France on Saturday reported 319 more deaths caused by the coronavirus, bringing the total toll of the epidemic in the country to 2,314.
Prime Minister Edouard Philippe warned that the “battle” against the virus in France was only just starting, warning the first two weeks in April would be even tougher than the last fortnight of March.
There are now 37,575 cases of coronavirus infection in France, up 4,611 on the day before, according to a daily update published by the government. There are now 17,620 people in hospital, with 4,273 of them in intensive care, it added.
Both the death toll and the number of infections are likely higher than the official figures. The number of those who died counts only those who died in hospital — not retirement homes or at home — while only those deemed at high risk are currently being tested.
“I want to say how things are with clarity and frankness. The battle is only starting,” said Mr. Philippe at a news conference with Health Minister Olivier Veran to outline the government's strategy.
“The first 15 days of April will be even more difficult than the 15 days that are coming to an end now,” the Prime Minister said. He said France's twin aims were to increase its intensive care capacities and to flatten the curve of the virus's spread.
Ramping up testing
Mr. Veran vowed that France would ramp up its testing in the weeks to come, promising that there would be 50,000 traditional tests and 30,000 rapid ones carried out daily by the end of April.
He said that after placing an order for five million rapid tests, France would be able to carry out 100,000 such tests daily by June.
With the government criticised for a lack of sanitary masks -- especially for health workers -- Veran added that France had now ordered a billion of them, including notably from China.
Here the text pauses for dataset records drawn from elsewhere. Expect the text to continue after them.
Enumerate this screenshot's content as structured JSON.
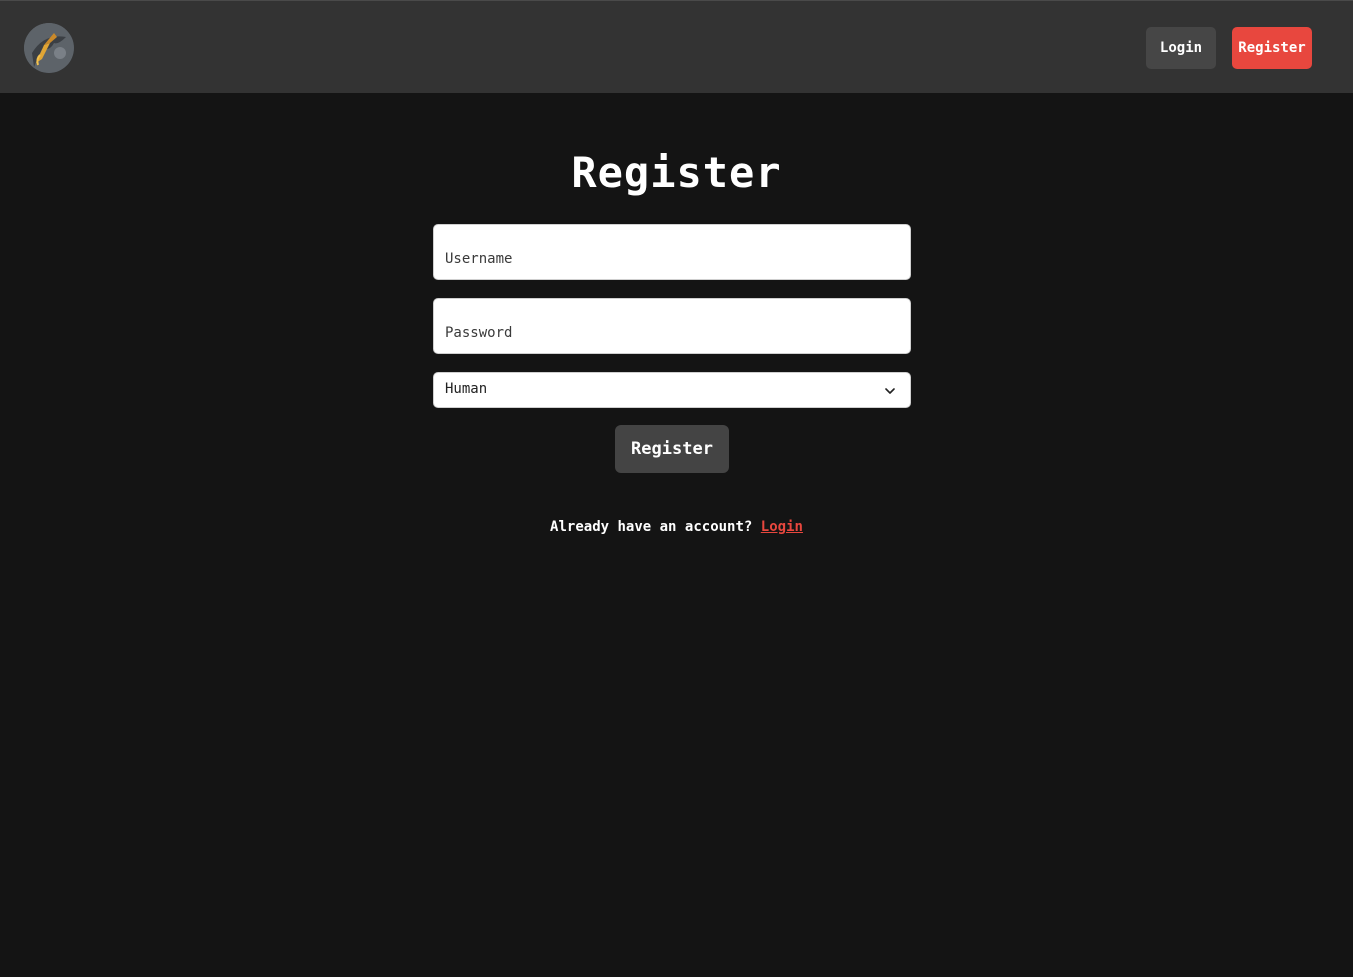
{
  "header": {
    "logo_icon": "dragon-logo-icon",
    "login_label": "Login",
    "register_label": "Register"
  },
  "form": {
    "title": "Register",
    "username_placeholder": "Username",
    "password_placeholder": "Password",
    "species_selected": "Human",
    "submit_label": "Register"
  },
  "footer": {
    "prompt": "Already have an account?",
    "login_link": "Login"
  },
  "colors": {
    "page_bg": "#141414",
    "header_bg": "#333333",
    "accent": "#e8473e",
    "button_dark": "#444444"
  }
}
He said that France was only able to produce eight million masks a week. “Our reserves are not infinite,” he added.
The pair's press conference in Paris was given to just one journalist, who pooled questions from colleagues, as a health precaution. France has been in lockdown since March 17 in a bid to slow the spread of the epidemic and officials have repeatedly warned it will take time for the measures to bear fruit.
Mr. Philippe had announced on Friday that the lockdown would be extended by another two weeks to April 15 given the gravity of the crisis.